Tindersticks :: The Waiting Room

Hey, we could put on our shoes / we can celebrate when our hearts break and go laughing to that noose…”

That line, from “Slippin’ Shoes” off Tindersticks’ 2012 LP Something Rain, reads as something of a thesis statement for the Nottingham band, now 25 years into its career and sounding fresh, vibrant and brilliant as ever. That record and their latest, the recently released The Waiting Room, find the band at a creative peak — flourishing the melancholy and maudlin with beautiful visions of light and streaks of orchestral jazz. Stuart Staples is a master vocalist, employing his voice to convey the dramatic, the sentimental and the sullen. His poetry is draped in a swirl of organs, strings, horns, glockenspiels - a noir landscape for his observations on mystery, nostalgia, regret, beauty and hope.
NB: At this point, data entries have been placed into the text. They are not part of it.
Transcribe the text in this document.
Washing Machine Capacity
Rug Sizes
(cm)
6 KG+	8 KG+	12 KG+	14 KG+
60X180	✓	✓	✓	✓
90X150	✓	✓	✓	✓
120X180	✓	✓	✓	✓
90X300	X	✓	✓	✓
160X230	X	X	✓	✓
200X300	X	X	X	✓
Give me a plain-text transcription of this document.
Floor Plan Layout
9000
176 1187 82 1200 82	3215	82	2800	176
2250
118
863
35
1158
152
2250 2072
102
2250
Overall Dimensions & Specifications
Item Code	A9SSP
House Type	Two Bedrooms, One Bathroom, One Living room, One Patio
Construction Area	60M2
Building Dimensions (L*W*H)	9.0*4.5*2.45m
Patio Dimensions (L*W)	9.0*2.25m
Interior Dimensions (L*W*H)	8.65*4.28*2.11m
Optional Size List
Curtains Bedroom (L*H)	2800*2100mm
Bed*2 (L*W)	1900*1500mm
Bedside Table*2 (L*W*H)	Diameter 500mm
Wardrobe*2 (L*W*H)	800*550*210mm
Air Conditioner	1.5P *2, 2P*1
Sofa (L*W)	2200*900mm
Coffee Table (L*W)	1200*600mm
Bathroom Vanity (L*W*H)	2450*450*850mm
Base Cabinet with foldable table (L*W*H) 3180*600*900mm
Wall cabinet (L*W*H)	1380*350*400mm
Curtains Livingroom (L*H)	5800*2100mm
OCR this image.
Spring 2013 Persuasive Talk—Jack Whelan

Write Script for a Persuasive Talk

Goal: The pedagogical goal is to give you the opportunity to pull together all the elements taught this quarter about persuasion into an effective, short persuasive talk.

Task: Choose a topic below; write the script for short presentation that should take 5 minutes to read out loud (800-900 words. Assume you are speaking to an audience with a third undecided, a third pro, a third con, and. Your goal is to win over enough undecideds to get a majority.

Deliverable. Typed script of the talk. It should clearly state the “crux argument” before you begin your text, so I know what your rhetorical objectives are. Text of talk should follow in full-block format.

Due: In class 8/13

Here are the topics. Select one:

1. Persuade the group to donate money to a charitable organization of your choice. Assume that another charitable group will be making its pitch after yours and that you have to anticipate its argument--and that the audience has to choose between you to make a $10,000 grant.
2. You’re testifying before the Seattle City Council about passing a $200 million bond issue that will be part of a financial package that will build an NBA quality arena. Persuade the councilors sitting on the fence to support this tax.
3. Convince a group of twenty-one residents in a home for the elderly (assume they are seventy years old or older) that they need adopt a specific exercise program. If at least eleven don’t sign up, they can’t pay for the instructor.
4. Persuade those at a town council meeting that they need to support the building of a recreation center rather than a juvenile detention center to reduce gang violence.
The Waiting Room begins with the plaintive instrumental “Follow Me,” led by a chromatic harmonica (shades of John Barry’s Midnight Cowboy theme are immediately conjured), with tribal drumming and shimmering strings quietly playing underneath. We first hear Staples on “Last Chance Man.” His gloomy, entrancing vocals dimming the lights alongside a mournful organ. “I found love / before I could identify it / I found grace / before I could be mystified it,” he sings, a late realization at a love that enlightened him. As the percussion and saxophones start to ascend, Staples approaches a second chance. The horns sounds like a new lease on life as Staples promises to do it right this time, his cadence picking up speed. He’s feeling it all this time; this is where he thrives: the last chance.